The government will announce inflation data for the month of January on 12th February, which will be in focus. Consensus polls expect the number to decline for the month backed by a drop in food prices. Consensus pegs the CPI inflation at 4.40%. Alongside, the official data for industrial production for the month of December will be released on the same day.  Bank loan and deposit growth data for the fortnight ended January 29 and foreign exchange reserves for the week ended February 5 will also be released on the same day.

FIIs

Foreign portfolio investors (FPIs) remained net buyers to the tune of Rs 12,266 crore in the Indian market in the first five trading sessions of February, as positive sentiment post-Union Budget 2021 sparked a rally in investment. As per FPI statistics available with depositories, overseas investors pumped in a net Rs 10,793 crore into equities and Rs 1,473 crore in the debt segment between February 1-5. In the previous month, FPIs invested a net sum of Rs 14,649 crore in Indian markets.

RBI Policy

RBI policy stance and statement are likely to keep the stock markets exuberant over the next few sessions. The Monetary Policy Committee voted unanimously to keep the repo rate unchanged at 4% for the fourth straight meet since May. The central bank that controls the reverse repo rate separately decided to keep it unchanged at 3.35%. While keeping rates unchanged, the RBI decided to reverse the Cash Reserve Ratio cut announced in March 2020 after the Covid-19 crisis hit. Another key announcement of the policy was allowing retail investors access to government bonds via a new direct investment option being offered by the central bank.

US stimulus package

The U.S. Senate approved President Joe Biden’s $1.9 trillion COVID-19 relief package on 5th Feb. The House had passed its own budget resolution and will consider the Senate’s version. The tie-breaking vote was cast by Vice President Kamala Harris in her first tie-breaking vote. Part of Biden’s relief plan calls for gradually raising the minimum wage to $15 an hour, but Congress could be prevented from raising the minimum wage to that amount because of a Republican amendment. Biden’s proposal also aims to increase federal unemployment assistance, expand school aid and provide $1,400 checks to many U.S. citizens. Further, the proposal would provide funds for vaccine distribution and offer aid to schools.

US Stocks:
 
Wall Street’s main indexes extended gains Friday as investors were optimistic about earnings , stimulus package and vaccine rollout.  The Dow Jones Industrial Average DJIA, +0.30% rose 92.38 points, or 0.3%, to close at 31,148.24. The S&P 500 index SPX, +0.39% gained 15.09 points, or 0.4%, to settle at 3,886.83. The Nasdaq Composite Index climbed 78.55 points to reach 13,856.30, a gain of 0.6%.
 
The U.S. Labor Department’s employment report showed 49,000 jobs were added in January, while the unemployment rate fell to 6.3% from 6.7%. The results affirm the view that the recovery in the jobs market is stalling out amid the COVID-19 pandemic that has slammed the U.S. economy.
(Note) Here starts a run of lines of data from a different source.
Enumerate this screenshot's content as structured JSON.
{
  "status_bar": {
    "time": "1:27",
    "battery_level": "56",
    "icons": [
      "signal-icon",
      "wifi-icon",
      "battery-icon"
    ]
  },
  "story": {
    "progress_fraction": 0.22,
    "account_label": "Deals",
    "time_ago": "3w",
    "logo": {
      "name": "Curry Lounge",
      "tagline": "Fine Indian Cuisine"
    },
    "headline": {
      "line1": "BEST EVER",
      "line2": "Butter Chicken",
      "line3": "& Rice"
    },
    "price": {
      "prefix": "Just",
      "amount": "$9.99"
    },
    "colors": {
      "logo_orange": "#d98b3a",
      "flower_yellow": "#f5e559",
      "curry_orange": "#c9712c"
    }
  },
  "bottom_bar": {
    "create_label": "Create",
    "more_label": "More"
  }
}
Some 10 million jobs that vanished in the early stages of the pandemic still haven’t returned. The January report follows a reading from December that showed that 140,000 jobs were lost, marking the first monthly decline in employment figures in about eight months when the COVID-19 pandemic first walloped the country.
 
Still, investors appeared upbeat on the basis of healthy earnings from American corporations in the second-busiest week of fourth quarter reporting season results, along with prospects for Congress passing President Joe Biden’s $1.9 trillion coronavirus relief package, using a special reconciliation procedure. The Senate early Friday approved a budget resolution, 51-to-50, that would allow for a fast tracking of the $1.9 trillion coronavirus relief plan.